Et ma famille d’accueil là-dedans ! M’aiMe-t-elle vraiment et jusqu’où ? supportera-t-elle tout ? Certains pensent qu’elle ne fait cela que pour l’argent et moi là-dedans, je compte pour qui, je compte pour quoi ? Restez professionnelle ! Soyez vous-même ! Assistante familiale ce n’est vraiment pas un métier comme les autres !
Quoi ? mon éducatrice me dit que cela n’a pas de prix, ces liens n’ont pas de prix ! Oui, pris en charge, cela a pourtant un coût.
Mais quels coups, ces questionnements percutent, et ces questions sont toutes pourtant aux prises, au cœur d’enjeux, oui, de coûts, de budget, des enjeux d’organisation et de place mais quelle place pour l’amour dans tout ça, dans ce système de la protection de l’enfance car avec ces coûts, ces contre-coups, c’est un lien qui se découd, un autre qui se dénoue, au gré des évènements, des espoirs, de désespoir. J’y tiens, j’y compte, je veux une réponse ! On me le doit bien !
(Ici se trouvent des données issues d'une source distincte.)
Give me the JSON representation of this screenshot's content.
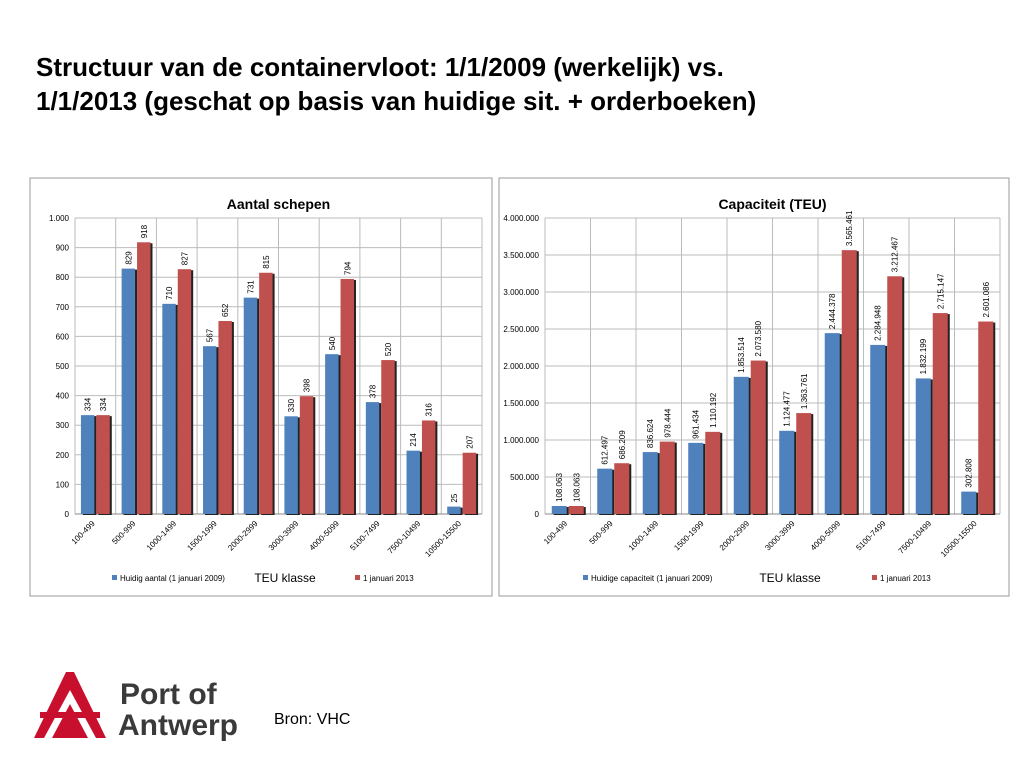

Et bien nos valeurs à nous, à l’UPAES, n’est-ce pas de tous vous accueillir, sans condition. Cela on ne peut pas le remettre en question. Non, les enfants n’ont-ils pas tous les mêmes droits ?
C’est la CIDE Convention Internationale des Droits de l’Enfant qui le dit, article 7 : l’enfant a droit d’avoir un nom, une nationalité et dans la mesure du possible de connaître ses parents et d’être élevé par eux.
A l’UPAES, l’enfant arrive car il a été séparé de ses parents car une autorité compétente l’a décidé et ceci dans son intérêt supérieur (article 9 de la CIDE). A l’UPAES, l’enfant a droit à une autre famille, un autre « aiMe », le voilà avec une paire de familles, deux familles pour le prix d’une, quelle belle promotion, un lot avantageux ? non !  
Car il y a de quoi s’y perdre, dans cet entre-deux, entre ces deux mères, ces deux rives, à la possible dérive…

 L’enfant n’est pas seul à bord, son référent est là, à essayer de barrer ce dans quoi il s’est embarqué, au gré des marées pour tenir le cap pour protéger, aider, accompagner, entre ces deux mers, pour le tenir éloigné des récifs escarpés, dangereux, au risque de …. Mais jamais il ne lâche la barre, à aucun prix il ne perd de vue sa boussole, sans quoi c’est la perdition voire une plongée vers une faille océanique.

Si on se perd, sans repères, à quels pairs se vouer ? A ceux de l’équipage bien sûr, pour être sûr, rassuré, assuré malgré le roulis. Se tenir à l’équilibre entre ces deux rives, pour passer le gué, ou le cap en fonction de la ligne d’horizon, du lien à privilégier, à rattacher. Jusqu’au bout, sans condition, sans qu’on dise non. Chacun, parent, référent, assistant et enfant ont une place à l’UPAES mais toujours dignement avec à cœur une même valeur. Voilà ce qui compte vraiment à l’UPAES.